Tuesday, December 22, 2009

Walking the Middle Way

A few years back I took a couple of classes in the art of pastel from a wonderful woman named Gillian Bull, who has since become my friend. I haven't much talent for drawing, so the results of my labors in the class were mixed, but I learned one VERY important lesson in her class: any work of art, to be successful, needs some strong darks and some strong lights.

My photography made some significant shifts after that class, but I was still working overtime to lighten my darks and find definition in my whites when a neighbor convinced me to attend a weekend seminar given by the folks at Washington Courage and Renewal, a Parker Palmer-based organization whose purpose is to revitalize and inspire those who work in service professions, especially education and the ministry.

It was an incredible weekend, and lots of good awareness came out of it, but at one point we were presented with a roomful of images and invited to walk around, see which one spoke to us, and then to write about what the particular image had to say. There were several images that drew me, but the one that chose me was a black and white image of a dove flying out a window above a stairwell. Outside was very bright, so above the stairs was greatly over-exposed. You could kind of see the banister, and then below the stairs was very dark.

So there were almost no grays at all in the picture, and I think if I had shot it I would have been desperately trying to bring out what was below the stairs or to find some texture in the over-exposed wall. What struck me was that the image had a lot of impact without my doing any of that to it. I was impressed by the self-acceptance of the photographer -- because he didn't seem to mind that some sections were over-exposed and some under-exposed.
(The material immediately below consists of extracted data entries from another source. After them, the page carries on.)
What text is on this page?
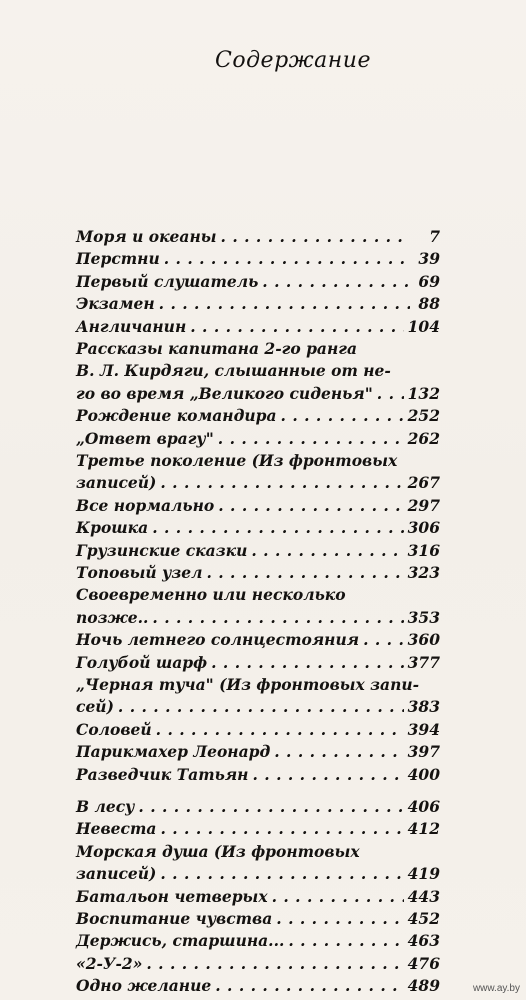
Содержание
Моря и океаны . . .	7
Перстни . . .	39
Первый слушатель . . .	69
Экзамен . . .	88
Англичанин . . .	104
Рассказы капитана 2-го ранга
В. Л. Кирдяги, слышанные от не-
го во время „Великого сиденья" . . . 132
Рождение командира . . .	252
„Ответ врагу" . . .	262
Третье поколение (Из фронтовых
записей) . . .	267
Все нормально . . .	297
Крошка . . .	306
Грузинские сказки . . .	316
Топовый узел . . .	323
Своевременно или несколько
позже.. . . .	353
Ночь летнего солнцестояния . . .	360
Голубой шарф . . .	377
„Черная туча" (Из фронтовых запи-
сей) . . .	383
Соловей . . .	394
Парикмахер Леонард . . .	397
Разведчик Татьян . . .	400
В лесу . . .	406
Невеста . . .	412
Морская душа (Из фронтовых
записей) . . .	419
Батальон четверых . . .	443
Воспитание чувства . . .	452
Держись, старшина... . . .	463
«2-У-2» . . .	476
Одно желание . . .	489	www.ay.by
I was also struck by the impact of the mystery inherent in those strong darks and lights. The fact that you couldn't tell what might be under the stairs or on the wall actually drew you into the picture; it was engaging. And so it was that I learned, not only the importance of dark and light in an image, but also the value of mystery in an image.

What seems to be a bit harder to learn is that dark and light and mystery have value in a life as well. Mystery, in particular, can really frustrate me. I've come to accept that there are dark times; to step slightly apart from them and watch to see what learning there might be. But mystery, not-knowing, is still quite frustrating: I'm always impatient for what might come next, what might be revealed. Ambiguity is fun and even thrilling, but mystery is still a challenge, more a problem to be solved than a situation to be accepted. And I find, in relationships, I am always reluctant to keep a part of myself veiled: I'm pretty much out there, for all the world to see, even trying to clarify any parts that might confuse someone.

Which is probably why I love shooting in fog as much as I do. Despite all the training and learning from Gillian and from the Courage and Renewal folks, I still tend to limit my darks and lights; still prefer -- even delight in -- the gray areas of life. Which may explain why I love it when Richard Rohr talks about non-duality in terms of balancing good and evil and makes that statement about "holding it all and eliminating nothing."

I know we need darks and lights. But I seem to be more interested in transforming them, in finding the dark places in the light and the light places in the dark, and less interested in emphasizing the difference between the two or creating drama -- more dark and more light -- to give more contrast to my images -- or to my life.

Which makes me think of something my friend Barbara wrote in a recent email:

"I am an Episcopalian through and through - shades of grey and I go hand and hand through life."

... and I'm thinking, too, of that wonderful old hymn:

"In Him there is no darkness at all; the night and the day are both alike..."

When I was studying Episcopal History at our Diocesan School of Theology I learned to call that curiously Episcopalian approach, the determination to find the balance between and not label as bad or good, the "via media" -- the Middle Way. And though I've seen a lot of dark and light since then -- especially in my Episcopal world -- I guess that's still the path I walk. Some things just don't seem to change!

1 comment:

Maureen said...

The road leading to who knows where, that shroud of mist rising, the stages of loss among the trees, the stillness that seems papable. . . I do like this image.

I like how you connected all the pieces in this post.

And I smiled at those quotes about Episcopalians, of which I'm one, though not from cradle born. I've been told that Episcopalians don't like to rock the boat, don't want ever to make anyone feel bad. . . that made me smile, too. The person telling me that just had no idea! Curious, I guess, that I choose to walk among those who walk "via media" when I can so surely run hot and cold, though not at the same time.